(Bloomberg) -- The upper chamber of the U.K. Parliament inflicted a final defeat on Prime Minister Theresa May over her flagship piece of Brexit legislation on Wednesday.
The House of Lords voted by 294 to 244 in favor of an amendment -- opposed by the government -- to maintain European Union environmental standards after Britain’s departure. Peers had already defeated the government on 14 previous amendments.
“After we leave the European Union, we want the same protections as we were promised, and this is the simple way of achieving it,” John Gummer, a Conservative former environment minister who co-sponsored the amendment, said before the vote. “These are the days in which we are standing up for the future, for our children and our grandchildren.”

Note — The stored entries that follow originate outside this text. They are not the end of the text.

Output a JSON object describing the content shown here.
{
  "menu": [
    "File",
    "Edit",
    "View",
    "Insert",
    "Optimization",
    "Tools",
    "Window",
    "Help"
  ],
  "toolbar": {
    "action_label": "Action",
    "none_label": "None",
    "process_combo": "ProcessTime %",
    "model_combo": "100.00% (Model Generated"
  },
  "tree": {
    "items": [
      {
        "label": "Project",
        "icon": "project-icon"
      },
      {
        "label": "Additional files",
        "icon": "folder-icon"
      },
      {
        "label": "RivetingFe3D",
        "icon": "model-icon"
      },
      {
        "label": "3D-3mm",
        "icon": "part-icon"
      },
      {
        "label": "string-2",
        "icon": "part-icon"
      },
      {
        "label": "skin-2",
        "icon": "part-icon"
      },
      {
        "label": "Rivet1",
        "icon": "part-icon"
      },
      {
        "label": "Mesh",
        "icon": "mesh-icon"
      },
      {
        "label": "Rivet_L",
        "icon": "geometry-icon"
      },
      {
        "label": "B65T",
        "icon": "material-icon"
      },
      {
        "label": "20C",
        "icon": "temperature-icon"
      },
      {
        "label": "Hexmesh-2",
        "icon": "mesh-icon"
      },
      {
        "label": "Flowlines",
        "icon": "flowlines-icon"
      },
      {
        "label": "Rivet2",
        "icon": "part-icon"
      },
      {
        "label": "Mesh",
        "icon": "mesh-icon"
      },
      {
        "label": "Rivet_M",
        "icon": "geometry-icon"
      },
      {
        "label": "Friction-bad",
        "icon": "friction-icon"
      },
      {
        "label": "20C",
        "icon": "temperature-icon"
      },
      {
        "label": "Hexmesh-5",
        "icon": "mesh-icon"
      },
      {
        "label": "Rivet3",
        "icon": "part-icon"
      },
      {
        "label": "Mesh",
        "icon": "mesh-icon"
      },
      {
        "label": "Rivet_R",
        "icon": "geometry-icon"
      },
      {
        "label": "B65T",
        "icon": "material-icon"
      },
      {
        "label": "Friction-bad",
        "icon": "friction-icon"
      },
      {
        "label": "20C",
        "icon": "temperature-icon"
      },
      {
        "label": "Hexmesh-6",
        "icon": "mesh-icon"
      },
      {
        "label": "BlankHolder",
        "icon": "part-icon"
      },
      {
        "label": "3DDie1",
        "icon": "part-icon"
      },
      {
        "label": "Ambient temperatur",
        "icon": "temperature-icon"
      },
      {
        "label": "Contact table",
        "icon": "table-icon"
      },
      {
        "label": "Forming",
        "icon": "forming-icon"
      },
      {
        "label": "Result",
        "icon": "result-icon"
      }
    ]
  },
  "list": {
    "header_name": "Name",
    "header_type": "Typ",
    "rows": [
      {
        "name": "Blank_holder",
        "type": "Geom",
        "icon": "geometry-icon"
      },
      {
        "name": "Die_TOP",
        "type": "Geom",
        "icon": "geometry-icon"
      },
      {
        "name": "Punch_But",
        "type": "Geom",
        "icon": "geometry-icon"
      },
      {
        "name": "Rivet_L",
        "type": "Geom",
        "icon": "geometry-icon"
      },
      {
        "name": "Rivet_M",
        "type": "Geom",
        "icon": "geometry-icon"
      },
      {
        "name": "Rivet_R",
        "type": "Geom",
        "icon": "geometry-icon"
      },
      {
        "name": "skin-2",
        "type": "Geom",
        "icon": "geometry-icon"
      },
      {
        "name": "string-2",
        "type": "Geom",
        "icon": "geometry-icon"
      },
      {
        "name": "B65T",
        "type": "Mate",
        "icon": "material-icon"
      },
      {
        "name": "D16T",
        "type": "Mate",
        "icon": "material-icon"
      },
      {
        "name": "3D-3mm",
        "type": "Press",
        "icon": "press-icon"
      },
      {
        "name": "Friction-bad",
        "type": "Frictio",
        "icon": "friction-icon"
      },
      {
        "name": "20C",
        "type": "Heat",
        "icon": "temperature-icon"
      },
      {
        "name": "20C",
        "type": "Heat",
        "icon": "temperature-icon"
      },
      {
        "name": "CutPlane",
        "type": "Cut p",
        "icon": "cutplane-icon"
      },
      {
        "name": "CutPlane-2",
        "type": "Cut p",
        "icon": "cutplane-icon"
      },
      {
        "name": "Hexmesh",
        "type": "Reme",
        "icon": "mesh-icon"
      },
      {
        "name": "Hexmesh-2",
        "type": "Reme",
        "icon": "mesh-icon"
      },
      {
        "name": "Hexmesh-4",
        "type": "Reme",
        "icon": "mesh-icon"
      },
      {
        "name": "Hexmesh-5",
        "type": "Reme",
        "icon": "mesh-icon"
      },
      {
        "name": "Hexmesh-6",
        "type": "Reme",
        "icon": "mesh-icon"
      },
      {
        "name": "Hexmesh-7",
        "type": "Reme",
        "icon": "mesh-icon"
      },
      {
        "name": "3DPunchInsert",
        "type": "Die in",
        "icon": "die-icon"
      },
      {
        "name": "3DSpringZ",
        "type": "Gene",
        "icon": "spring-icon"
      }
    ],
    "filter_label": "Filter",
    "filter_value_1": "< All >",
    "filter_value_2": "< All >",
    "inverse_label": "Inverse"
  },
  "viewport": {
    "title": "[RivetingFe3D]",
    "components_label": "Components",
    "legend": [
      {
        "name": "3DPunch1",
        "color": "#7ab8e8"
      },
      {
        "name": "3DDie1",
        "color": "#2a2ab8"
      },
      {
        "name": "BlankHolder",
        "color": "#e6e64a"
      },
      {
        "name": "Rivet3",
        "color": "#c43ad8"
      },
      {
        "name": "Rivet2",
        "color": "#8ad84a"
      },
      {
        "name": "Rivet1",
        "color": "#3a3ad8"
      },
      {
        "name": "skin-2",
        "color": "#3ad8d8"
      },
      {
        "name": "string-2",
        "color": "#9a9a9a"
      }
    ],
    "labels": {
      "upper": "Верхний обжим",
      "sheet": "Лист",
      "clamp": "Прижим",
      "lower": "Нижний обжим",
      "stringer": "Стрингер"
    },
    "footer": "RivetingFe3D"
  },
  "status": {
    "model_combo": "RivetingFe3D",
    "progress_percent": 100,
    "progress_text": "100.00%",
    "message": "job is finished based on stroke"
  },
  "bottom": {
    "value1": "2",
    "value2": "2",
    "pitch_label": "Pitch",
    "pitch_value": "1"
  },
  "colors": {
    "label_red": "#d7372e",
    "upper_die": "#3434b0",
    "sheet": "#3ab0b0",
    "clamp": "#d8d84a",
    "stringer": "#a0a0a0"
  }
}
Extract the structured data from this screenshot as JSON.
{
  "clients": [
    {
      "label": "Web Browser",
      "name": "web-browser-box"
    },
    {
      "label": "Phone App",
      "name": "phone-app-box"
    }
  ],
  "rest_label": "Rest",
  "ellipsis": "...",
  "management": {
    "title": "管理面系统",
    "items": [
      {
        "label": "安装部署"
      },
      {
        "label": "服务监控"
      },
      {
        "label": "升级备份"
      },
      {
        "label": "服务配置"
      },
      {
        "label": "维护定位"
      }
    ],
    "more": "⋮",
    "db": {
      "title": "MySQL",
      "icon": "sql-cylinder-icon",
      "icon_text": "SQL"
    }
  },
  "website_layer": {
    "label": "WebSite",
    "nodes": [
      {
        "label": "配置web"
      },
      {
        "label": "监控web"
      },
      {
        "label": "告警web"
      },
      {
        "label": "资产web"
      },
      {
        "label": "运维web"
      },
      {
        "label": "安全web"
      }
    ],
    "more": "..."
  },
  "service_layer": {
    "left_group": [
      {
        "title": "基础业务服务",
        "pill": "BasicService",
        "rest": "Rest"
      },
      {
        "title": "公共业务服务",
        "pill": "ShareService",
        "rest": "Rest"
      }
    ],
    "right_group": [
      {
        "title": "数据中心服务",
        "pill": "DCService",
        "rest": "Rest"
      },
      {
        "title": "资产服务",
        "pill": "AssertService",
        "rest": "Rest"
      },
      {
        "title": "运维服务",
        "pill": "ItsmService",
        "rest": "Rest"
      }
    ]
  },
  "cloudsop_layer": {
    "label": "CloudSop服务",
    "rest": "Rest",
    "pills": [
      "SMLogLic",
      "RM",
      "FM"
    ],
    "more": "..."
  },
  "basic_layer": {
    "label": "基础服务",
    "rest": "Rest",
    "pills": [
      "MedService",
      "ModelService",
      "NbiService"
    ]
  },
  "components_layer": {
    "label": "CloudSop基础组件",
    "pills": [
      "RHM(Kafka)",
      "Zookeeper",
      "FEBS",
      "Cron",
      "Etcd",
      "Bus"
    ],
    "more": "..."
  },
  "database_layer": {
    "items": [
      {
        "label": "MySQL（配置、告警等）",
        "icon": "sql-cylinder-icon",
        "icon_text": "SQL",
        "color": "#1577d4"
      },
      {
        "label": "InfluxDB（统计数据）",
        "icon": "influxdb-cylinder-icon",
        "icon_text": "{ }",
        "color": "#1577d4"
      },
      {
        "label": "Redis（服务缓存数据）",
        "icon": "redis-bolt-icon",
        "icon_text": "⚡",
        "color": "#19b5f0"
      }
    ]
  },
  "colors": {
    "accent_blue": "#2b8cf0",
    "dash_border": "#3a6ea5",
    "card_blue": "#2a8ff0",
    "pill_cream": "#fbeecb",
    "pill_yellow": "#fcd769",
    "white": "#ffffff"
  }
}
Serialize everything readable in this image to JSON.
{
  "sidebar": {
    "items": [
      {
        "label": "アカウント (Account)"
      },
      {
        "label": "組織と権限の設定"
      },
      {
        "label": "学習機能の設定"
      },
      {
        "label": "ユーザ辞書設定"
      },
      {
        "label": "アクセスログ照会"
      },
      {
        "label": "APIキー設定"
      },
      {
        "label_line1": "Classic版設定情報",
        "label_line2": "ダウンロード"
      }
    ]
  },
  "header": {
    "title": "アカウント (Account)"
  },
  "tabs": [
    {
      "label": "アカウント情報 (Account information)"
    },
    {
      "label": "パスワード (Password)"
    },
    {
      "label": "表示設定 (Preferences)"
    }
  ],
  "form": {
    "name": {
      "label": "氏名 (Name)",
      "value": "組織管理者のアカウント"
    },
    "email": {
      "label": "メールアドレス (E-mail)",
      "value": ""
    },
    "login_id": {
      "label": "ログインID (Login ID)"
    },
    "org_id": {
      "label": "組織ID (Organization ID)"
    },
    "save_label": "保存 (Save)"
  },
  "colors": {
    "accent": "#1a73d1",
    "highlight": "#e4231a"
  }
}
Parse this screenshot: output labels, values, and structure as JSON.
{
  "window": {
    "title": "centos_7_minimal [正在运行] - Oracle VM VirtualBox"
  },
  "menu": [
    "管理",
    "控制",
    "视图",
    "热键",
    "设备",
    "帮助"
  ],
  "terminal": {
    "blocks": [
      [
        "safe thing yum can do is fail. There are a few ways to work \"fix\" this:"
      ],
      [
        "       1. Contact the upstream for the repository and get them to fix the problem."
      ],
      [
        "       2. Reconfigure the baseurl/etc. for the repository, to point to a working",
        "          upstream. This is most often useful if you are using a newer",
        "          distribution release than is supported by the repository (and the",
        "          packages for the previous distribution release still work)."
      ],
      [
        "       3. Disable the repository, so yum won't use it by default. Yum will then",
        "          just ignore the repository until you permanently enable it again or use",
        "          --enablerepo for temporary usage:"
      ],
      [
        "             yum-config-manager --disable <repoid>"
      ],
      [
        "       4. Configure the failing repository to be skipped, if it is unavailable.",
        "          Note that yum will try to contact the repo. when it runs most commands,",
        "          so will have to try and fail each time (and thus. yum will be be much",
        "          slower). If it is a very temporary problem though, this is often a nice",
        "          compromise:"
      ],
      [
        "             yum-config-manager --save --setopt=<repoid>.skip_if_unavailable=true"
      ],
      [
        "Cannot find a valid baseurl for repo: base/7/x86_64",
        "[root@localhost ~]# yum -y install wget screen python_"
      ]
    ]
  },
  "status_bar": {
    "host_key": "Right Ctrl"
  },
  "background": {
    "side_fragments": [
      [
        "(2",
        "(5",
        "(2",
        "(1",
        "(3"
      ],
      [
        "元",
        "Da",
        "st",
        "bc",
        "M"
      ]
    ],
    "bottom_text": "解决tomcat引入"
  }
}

The unelected Lords have complicated May’s Brexit strategy by approving amendments pushing for her to keep Britain in the EU’s customs union and in the European Economic Area, crossing negotiating red lines set by the premier. While the elected House of Commons can overturn them, it’s by no means certain that all changes will be struck down. A date has yet been set for the bill’s return to the lower chamber.
This latest amendment would compel ministers to set up “an independent body with the purpose of ensuring compliance with environmental law by public authorities.” Peers debated the proposed change during the legislation’s final stage in the upper chamber.
In keeping with previous successful amendments, the latest one had sponsors from across the political spectrum, including Gummer, John Krebs, an independent, and Maggie Jones of Labour.
Amendments are unusual in a bill’s third reading in the Lords, but lawmakers had agreed with the government to wait on a consultation on environmental protections -- published last week -- before deciding whether to press their case.
Krebs told the chamber that the consultation “does not go far enough, and in a blog post on Tuesday Jones called it a “bitter disappointment to non-governmental organizations and individuals concerned about our environment standards post Brexit.”
“The proposed watchdog is a toothless imitation of current EU institutions’ powers to intervene and compel governments to act,” Jones wrote.